Einkaufen und Strom tanken

«Typ 1», «Typ 2», «CEE Rot» oder «Combined Charging» — um bei den vielen Ladesteckern den Überblick zu behalten, helfen Internetseiten wie «Chargemap». Dort ist ersichtlich, wo ein kompatibler Stecker vorhanden ist. Gemäss den Übersichtskarten existieren in Winterthur viele der gängigen Anschlusskabel.

Der Detailhändler Lidl beispielsweise stellt den Kunden vor der Filiale in Töss eine Stromtankstelle mit drei Kabeln für alle gängigen Modelle zur Verfügung. Dort laden pro Tag im Schnitt fünf Kunden ihre Autos auf. «Erfahrungsgemäss beträgt die durchschnittliche Ladezeit 25 Minuten», sagt Sprecherin Corina Milz. Die Stromtankstellen seien ein echtes Kundenbedürfnis. In den nächsten Wochen wird auch die Filiale in der Grüze mit einer Ladestation ausgerüstet.

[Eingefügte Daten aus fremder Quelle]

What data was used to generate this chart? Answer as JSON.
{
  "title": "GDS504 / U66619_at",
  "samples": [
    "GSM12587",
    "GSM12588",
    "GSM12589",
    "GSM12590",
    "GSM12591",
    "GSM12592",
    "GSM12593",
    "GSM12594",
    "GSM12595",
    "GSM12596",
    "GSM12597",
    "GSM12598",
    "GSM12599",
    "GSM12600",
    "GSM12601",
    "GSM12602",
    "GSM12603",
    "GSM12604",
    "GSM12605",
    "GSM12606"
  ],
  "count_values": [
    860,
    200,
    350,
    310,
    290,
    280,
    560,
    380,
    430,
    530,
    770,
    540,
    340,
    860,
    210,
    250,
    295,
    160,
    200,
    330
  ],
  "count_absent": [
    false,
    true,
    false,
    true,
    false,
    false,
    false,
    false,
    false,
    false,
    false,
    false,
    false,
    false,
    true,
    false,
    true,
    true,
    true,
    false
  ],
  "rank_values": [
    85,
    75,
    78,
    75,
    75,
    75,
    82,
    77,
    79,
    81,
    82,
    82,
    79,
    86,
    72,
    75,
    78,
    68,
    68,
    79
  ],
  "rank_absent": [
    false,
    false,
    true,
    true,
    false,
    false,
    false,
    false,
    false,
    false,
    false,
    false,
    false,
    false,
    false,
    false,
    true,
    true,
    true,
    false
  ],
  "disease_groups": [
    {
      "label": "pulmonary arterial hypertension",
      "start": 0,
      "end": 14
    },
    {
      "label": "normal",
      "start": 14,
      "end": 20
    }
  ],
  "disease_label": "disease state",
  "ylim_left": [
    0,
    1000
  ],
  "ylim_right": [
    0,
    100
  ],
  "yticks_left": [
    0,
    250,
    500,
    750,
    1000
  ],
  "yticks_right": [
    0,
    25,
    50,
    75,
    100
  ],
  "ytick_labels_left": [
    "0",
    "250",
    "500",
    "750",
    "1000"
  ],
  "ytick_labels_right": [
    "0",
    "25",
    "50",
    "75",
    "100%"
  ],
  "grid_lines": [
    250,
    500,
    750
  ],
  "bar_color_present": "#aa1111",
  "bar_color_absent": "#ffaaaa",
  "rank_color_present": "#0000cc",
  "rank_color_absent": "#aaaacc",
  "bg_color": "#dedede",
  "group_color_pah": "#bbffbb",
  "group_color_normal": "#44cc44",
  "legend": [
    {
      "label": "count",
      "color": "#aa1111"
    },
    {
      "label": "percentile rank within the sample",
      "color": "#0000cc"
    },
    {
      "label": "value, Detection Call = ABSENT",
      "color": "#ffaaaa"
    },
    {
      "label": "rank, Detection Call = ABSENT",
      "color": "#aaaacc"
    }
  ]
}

Strom laden nur in der Not

Auch beim Restaurant Concordia in Veltheim sind Elektroautos kostenlos auftankbar. «Die Ladestation ist aber grundsätzlich für Gäste vorgesehen, die auch etwas bei uns konsumieren», sagt Inhaber Nik Gugger. An den zwei verschiedenen Steckern sind im Schnitt vier Fahrzeuge pro Tag angeschlossen.

Die Garage Hutter Auto bietet ebenfalls offene Ladestationen an. Diese würden aber nur sporadisch genutzt. «Fahrer von Elektroautos planen in der Regel gut voraus, wann sie Strom nachladen müssen», begründet Didier Brägger, Geschäftsführer der Hutter Auto Rietbach. Von der Zukunft der elektrischen Mobilität ist er überzeugt: «Der Anteil steigt kontinuerlich. Heute ist bereits jedes dreissigste von uns verkaufte Auto elektrisch.»

In Winterthur scheint es also Ladestationen für alle Steckertypen zu geben. Das Problem scheint zudem kleiner als angenommen, wie die Erfahrungen von drei Autobesitzern zeigen (siehe unten). Und wer Geld in ein Adapterset investiert, kann künftig an jeder Ladestation tanken.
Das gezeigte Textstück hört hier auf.